Bab 43

450 59 9
                                    

"Sup dagingnya sudah dibawa, Serin?"

Pada Bapak aku mengangguk. Tidak langsung berlalu, Bapak mendatangi aku yang sedang memasang sepatu di teras. Lelaki itu duduk di kursi satunya.

Sore ini aku akan kembali pergi ke rumah sakit. Meski kemarin diabaikan bang Yugi, rasanya tidak masalah. Lagi pula, aku datang hanya untuk melihat keadaannya dan membawakan makanan. Jikalau nanti dia mengabaikanku lagi, ya sudah.

Aku menemukan gerak-gerik yang lain dari pria di sebelah. Bapak beberapa kali kedapatan melirik dengan sorot mata penuh maksud. Kuyakin, dia punya sesuatu untuk dikatakan.

Aku duduk tegak. "Bapak ada mau diomongkan?" tanyaku langsung.

Beliau terlihat membuang pandang ke depan beberapa saat. "Maafkan bapak, ya," ujarnya tiba-tiba.

Aku tak menyahut karena bingung. Kutunggu hingga pria itu melanjutkan.

"Kalau saja dulu Bapak sekolahkan kau sampai sarjana, mungkin hubunganmu sama dokter itu nggak akan begini."

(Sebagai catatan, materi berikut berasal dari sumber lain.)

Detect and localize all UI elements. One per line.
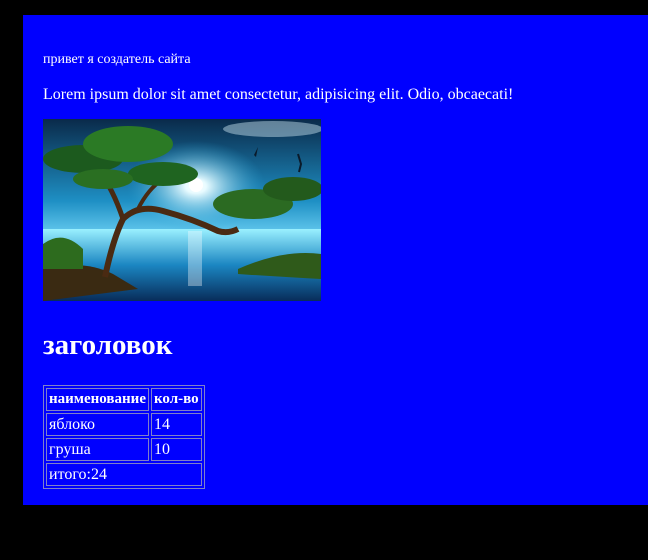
greeting-text: привет я создатель сайта (43, 52, 191, 67)
table-header-row: наименование кол-во (46, 388, 202, 411)
table-total-row: итого:24 (46, 463, 202, 486)
table-row: яблоко 14 (46, 413, 202, 436)
table-cell-qty: 10 (150, 438, 202, 461)
table-cell-qty: 14 (150, 413, 202, 436)
table-cell-name: яблоко (46, 413, 149, 436)
page-content: привет я создатель сайта Lorem ipsum dol… (23, 15, 648, 505)
page-heading: заголовок (43, 329, 173, 361)
table-cell-name: груша (46, 438, 149, 461)
items-table-wrapper: наименование кол-во яблоко 14 груша 10 и… (43, 385, 205, 489)
table-header-name: наименование (46, 388, 149, 411)
intro-paragraph: Lorem ipsum dolor sit amet consectetur, … (43, 86, 514, 103)
hero-image (43, 119, 321, 301)
table-total-cell: итого:24 (46, 463, 202, 486)
items-table: наименование кол-во яблоко 14 груша 10 и… (43, 385, 205, 489)
table-row: груша 10 (46, 438, 202, 461)
table-header-qty: кол-во (150, 388, 202, 411)
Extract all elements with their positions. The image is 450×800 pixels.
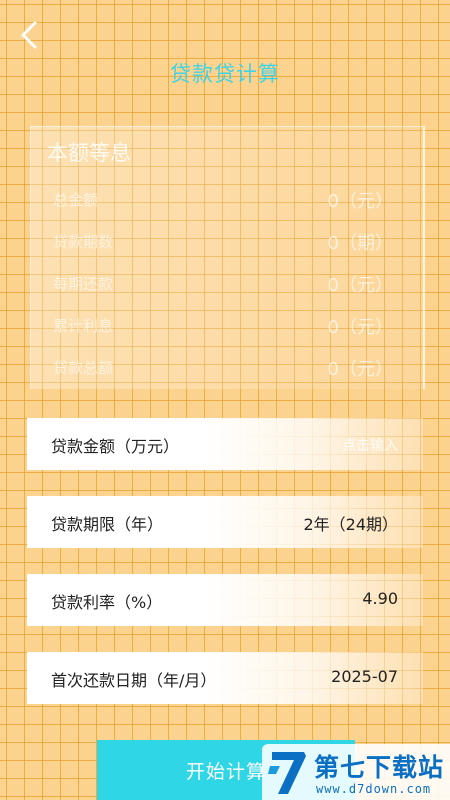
summary-row-total-amount: 总金额 0（元） [53,187,393,212]
summary-value: 0（元） [327,317,393,338]
loan-amount-field[interactable]: 贷款金额（万元） 点击输入 [27,418,423,470]
page-title: 贷款贷计算 [170,62,280,86]
first-payment-date-value[interactable]: 2025-07 [331,667,398,686]
loan-term-value[interactable]: 2年（24期） [303,511,398,535]
d7-logo-icon: 7 [268,752,306,794]
first-payment-date-field[interactable]: 首次还款日期（年/月） 2025-07 [27,652,423,704]
summary-row-loan-total: 贷款总额 0（元） [53,355,393,380]
watermark: 7 第七下载站 www.d7down.com [262,744,450,800]
summary-value: 0（元） [327,359,393,380]
summary-value: 0（元） [327,191,393,212]
summary-row-loan-periods: 贷款期数 0（期） [53,229,393,254]
summary-card: 本额等息 总金额 0（元） 贷款期数 0（期） 每期还款 0（元） 累计利息 0… [30,126,425,389]
loan-term-label: 贷款期限（年） [51,515,164,534]
loan-amount-label: 贷款金额（万元） [51,437,180,456]
watermark-name: 第七下载站 [314,753,445,782]
first-payment-date-label: 首次还款日期（年/月） [51,671,217,690]
summary-value: 0（期） [327,233,393,254]
loan-term-field[interactable]: 贷款期限（年） 2年（24期） [27,496,423,548]
summary-label: 每期还款 [53,275,114,293]
loan-rate-value[interactable]: 4.90 [362,589,398,608]
summary-title: 本额等息 [47,141,131,165]
summary-value: 0（元） [327,275,393,296]
summary-row-total-interest: 累计利息 0（元） [53,313,393,338]
summary-label: 贷款总额 [53,359,114,377]
summary-row-per-period-payment: 每期还款 0（元） [53,271,393,296]
summary-label: 总金额 [53,191,99,209]
loan-rate-field[interactable]: 贷款利率（%） 4.90 [27,574,423,626]
chevron-left-icon [19,20,39,54]
back-button[interactable] [14,20,44,54]
loan-amount-input[interactable]: 点击输入 [342,435,398,455]
loan-rate-label: 贷款利率（%） [51,593,163,612]
watermark-url: www.d7down.com [316,782,432,796]
summary-label: 贷款期数 [53,233,114,251]
summary-label: 累计利息 [53,317,114,335]
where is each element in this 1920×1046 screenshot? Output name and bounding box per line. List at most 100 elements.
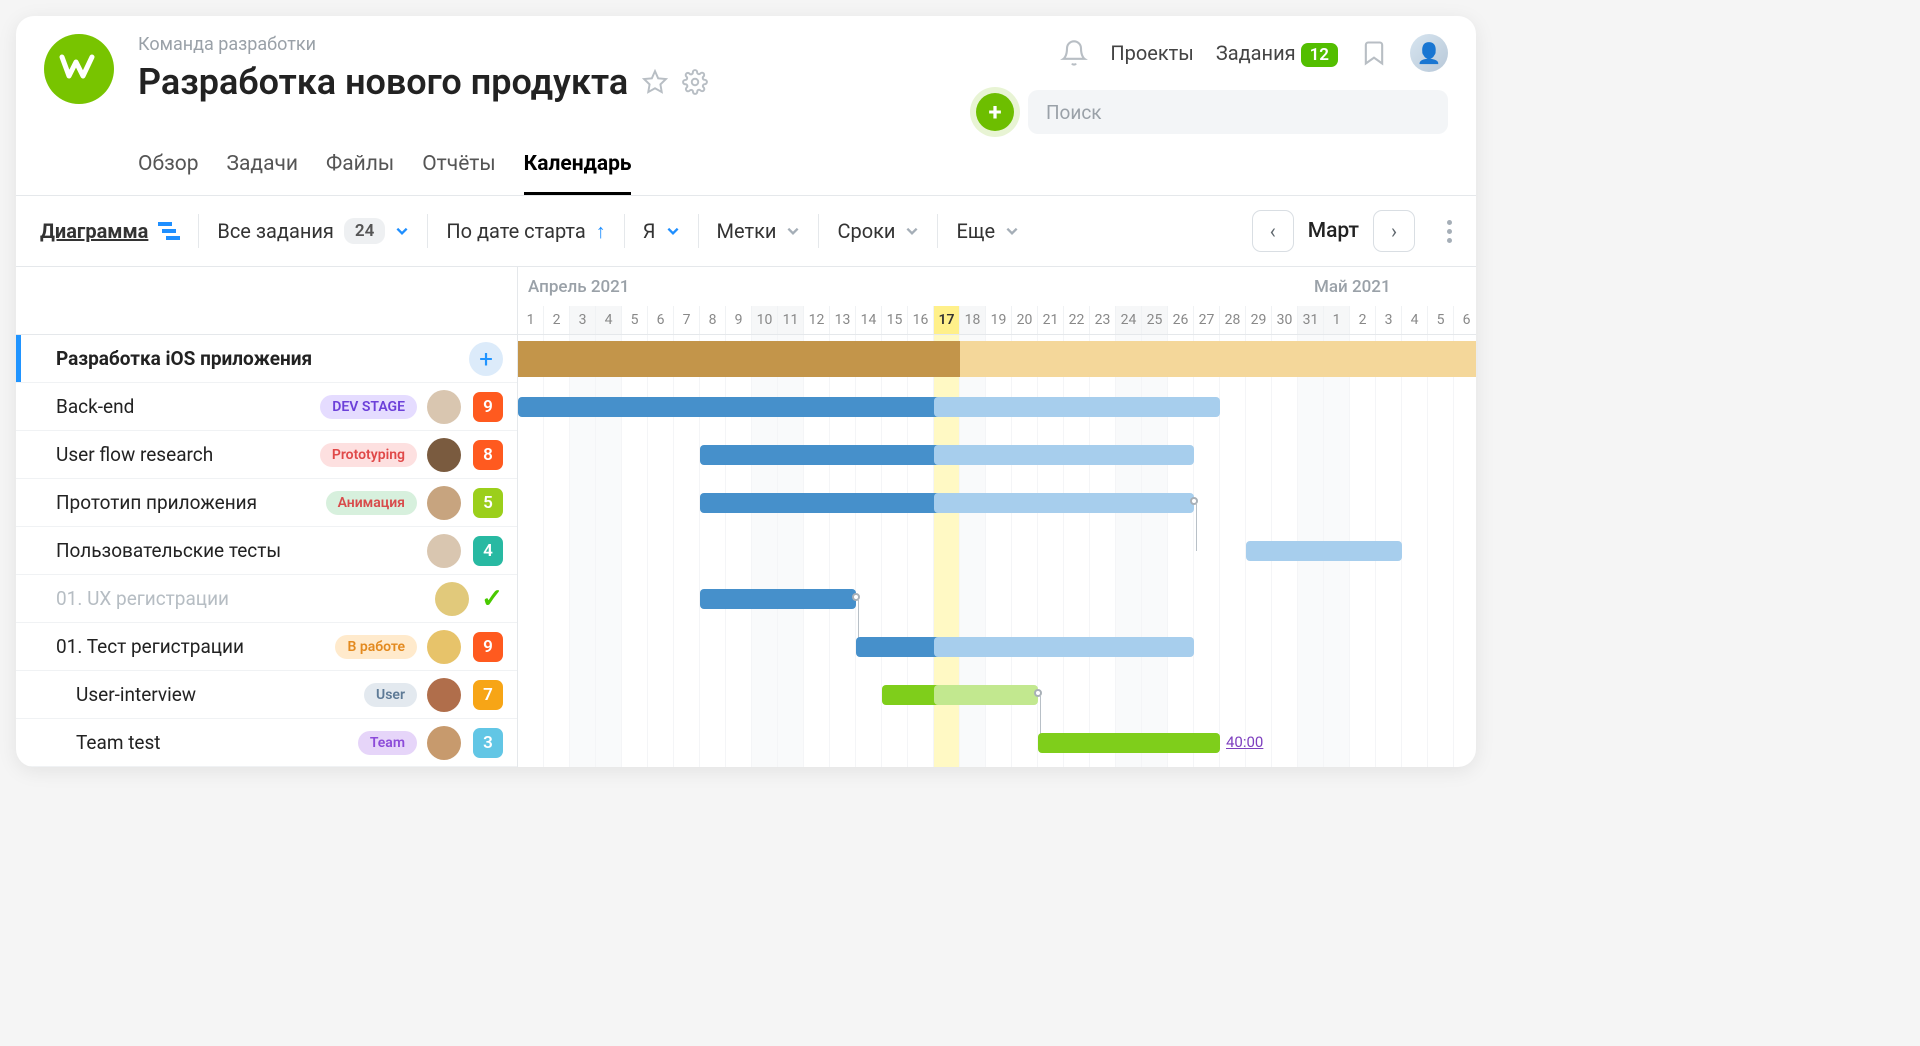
task-tag[interactable]: В работе (335, 635, 417, 659)
task-count-badge: 5 (473, 488, 503, 518)
day-header: 1 (518, 306, 544, 334)
task-count-badge: 9 (473, 392, 503, 422)
day-header: 23 (1090, 306, 1116, 334)
gantt-bar[interactable] (934, 493, 1194, 513)
task-tag[interactable]: Team (358, 731, 417, 755)
bookmark-icon[interactable] (1360, 39, 1388, 67)
day-header: 5 (622, 306, 648, 334)
sort-label: По дате старта (446, 219, 585, 243)
gantt-bar[interactable] (700, 589, 856, 609)
filter-labels[interactable]: Метки (717, 219, 801, 243)
tab-Календарь[interactable]: Календарь (524, 152, 632, 195)
task-count-badge: 4 (473, 536, 503, 566)
day-header: 15 (882, 306, 908, 334)
project-title: Разработка нового продукта (138, 61, 628, 103)
assignee-avatar[interactable] (427, 678, 461, 712)
assignee-avatar[interactable] (435, 582, 469, 616)
gear-icon[interactable] (682, 69, 708, 95)
task-tag[interactable]: DEV STAGE (320, 395, 417, 419)
search-placeholder: Поиск (1046, 101, 1102, 124)
kebab-menu-icon[interactable] (1447, 220, 1452, 243)
assignee-avatar[interactable] (427, 726, 461, 760)
task-name: Team test (76, 731, 358, 754)
day-header: 14 (856, 306, 882, 334)
assignee-avatar[interactable] (427, 390, 461, 424)
sort-by[interactable]: По дате старта ↑ (446, 219, 605, 244)
task-tag[interactable]: Анимация (326, 491, 417, 515)
star-icon[interactable] (642, 69, 668, 95)
day-header: 13 (830, 306, 856, 334)
tab-Файлы[interactable]: Файлы (326, 152, 394, 195)
hours-link[interactable]: 40:00 (1226, 733, 1263, 751)
nav-projects[interactable]: Проекты (1110, 41, 1193, 65)
tab-Отчёты[interactable]: Отчёты (422, 152, 495, 195)
view-toggle[interactable]: Диаграмма (40, 219, 180, 243)
assignee-avatar[interactable] (427, 438, 461, 472)
add-task-button[interactable]: + (469, 342, 503, 376)
header-center: Команда разработки Разработка нового про… (138, 34, 976, 103)
assignee-avatar[interactable] (427, 630, 461, 664)
section-row[interactable]: Разработка iOS приложения + (16, 335, 517, 383)
prev-month-button[interactable]: ‹ (1252, 210, 1294, 252)
gantt-bar[interactable] (934, 445, 1194, 465)
filter-more-label: Еще (956, 219, 995, 243)
user-avatar[interactable]: 👤 (1410, 34, 1448, 72)
assignee-avatar[interactable] (427, 534, 461, 568)
gantt-bar[interactable] (1246, 541, 1402, 561)
task-count-badge: 3 (473, 728, 503, 758)
day-header: 3 (570, 306, 596, 334)
gantt-bar[interactable] (1038, 733, 1220, 753)
task-row[interactable]: 01. Тест регистрацииВ работе9 (16, 623, 517, 671)
task-name: Пользовательские тесты (56, 539, 427, 562)
gantt-bar[interactable] (700, 445, 960, 465)
logo[interactable] (44, 34, 114, 104)
toolbar: Диаграмма Все задания 24 По дате старта … (16, 196, 1476, 267)
nav-tasks[interactable]: Задания 12 (1216, 41, 1338, 65)
task-name: User flow research (56, 443, 320, 466)
filter-deadlines[interactable]: Сроки (837, 219, 919, 243)
next-month-button[interactable]: › (1373, 210, 1415, 252)
task-tag[interactable]: User (364, 683, 417, 707)
task-row[interactable]: Back-endDEV STAGE9 (16, 383, 517, 431)
filter-me[interactable]: Я (643, 219, 680, 243)
day-header: 31 (1298, 306, 1324, 334)
month-label[interactable]: Март (1308, 219, 1359, 243)
axis-month-b: Май 2021 (1314, 277, 1391, 297)
add-button[interactable]: + (976, 93, 1014, 131)
section-indicator (16, 335, 21, 382)
day-header: 21 (1038, 306, 1064, 334)
gantt-bar[interactable] (934, 637, 1194, 657)
task-row[interactable]: 01. UX регистрации✓ (16, 575, 517, 623)
day-header: 17 (934, 306, 960, 334)
filter-more[interactable]: Еще (956, 219, 1019, 243)
task-row[interactable]: Прототип приложенияАнимация 5 (16, 479, 517, 527)
gantt-bar[interactable] (934, 397, 1220, 417)
section-bar-solid[interactable] (518, 341, 960, 377)
gantt-bar[interactable] (518, 397, 960, 417)
filter-all[interactable]: Все задания 24 (217, 218, 409, 244)
task-tag[interactable]: Prototyping (320, 443, 417, 467)
task-row[interactable]: User flow researchPrototyping8 (16, 431, 517, 479)
month-nav: ‹ Март › (1252, 210, 1452, 252)
day-header: 9 (726, 306, 752, 334)
day-header: 25 (1142, 306, 1168, 334)
day-header: 18 (960, 306, 986, 334)
arrow-up-icon: ↑ (596, 219, 606, 244)
filter-me-label: Я (643, 219, 656, 243)
bell-icon[interactable] (1060, 39, 1088, 67)
task-row[interactable]: User-interviewUser7 (16, 671, 517, 719)
tab-Обзор[interactable]: Обзор (138, 152, 199, 195)
gantt-bar[interactable] (934, 685, 1038, 705)
timeline[interactable]: Апрель 2021 Май 2021 1234567891011121314… (518, 267, 1476, 767)
day-header: 5 (1428, 306, 1454, 334)
day-header: 19 (986, 306, 1012, 334)
task-row[interactable]: Пользовательские тесты 4 (16, 527, 517, 575)
search-input[interactable]: Поиск (1028, 90, 1448, 134)
task-name: Прототип приложения (56, 491, 326, 514)
tab-Задачи[interactable]: Задачи (227, 152, 299, 195)
day-header: 22 (1064, 306, 1090, 334)
assignee-avatar[interactable] (427, 486, 461, 520)
gantt-bar[interactable] (700, 493, 960, 513)
task-row[interactable]: Team testTeam 3 (16, 719, 517, 767)
team-name[interactable]: Команда разработки (138, 34, 976, 55)
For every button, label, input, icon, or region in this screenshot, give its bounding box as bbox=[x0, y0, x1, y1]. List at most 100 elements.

Aku terhenyak dengan perasaan bersalah. Bapak kini sudah menunduk dengan ekspresi susah.

"Apa, sih?" protesku terdengar santai. "Siapa yang cerita ke Bapak?"

"Renhard." Kini beliau menoleh. "Jangan marahi dia. Aku yang paksa dia cerita."

Mengangguk saja, aku kemudian berkata, "Mungkin, kalau aku sarjana pun, ibunya bang Yugi tetap enggak akan kasih restu, Pak. Dasarnya, dia memang enggak suka aku. Ya udahlah. Bapak jangan ngerasa bersalah, macam apa kali pun."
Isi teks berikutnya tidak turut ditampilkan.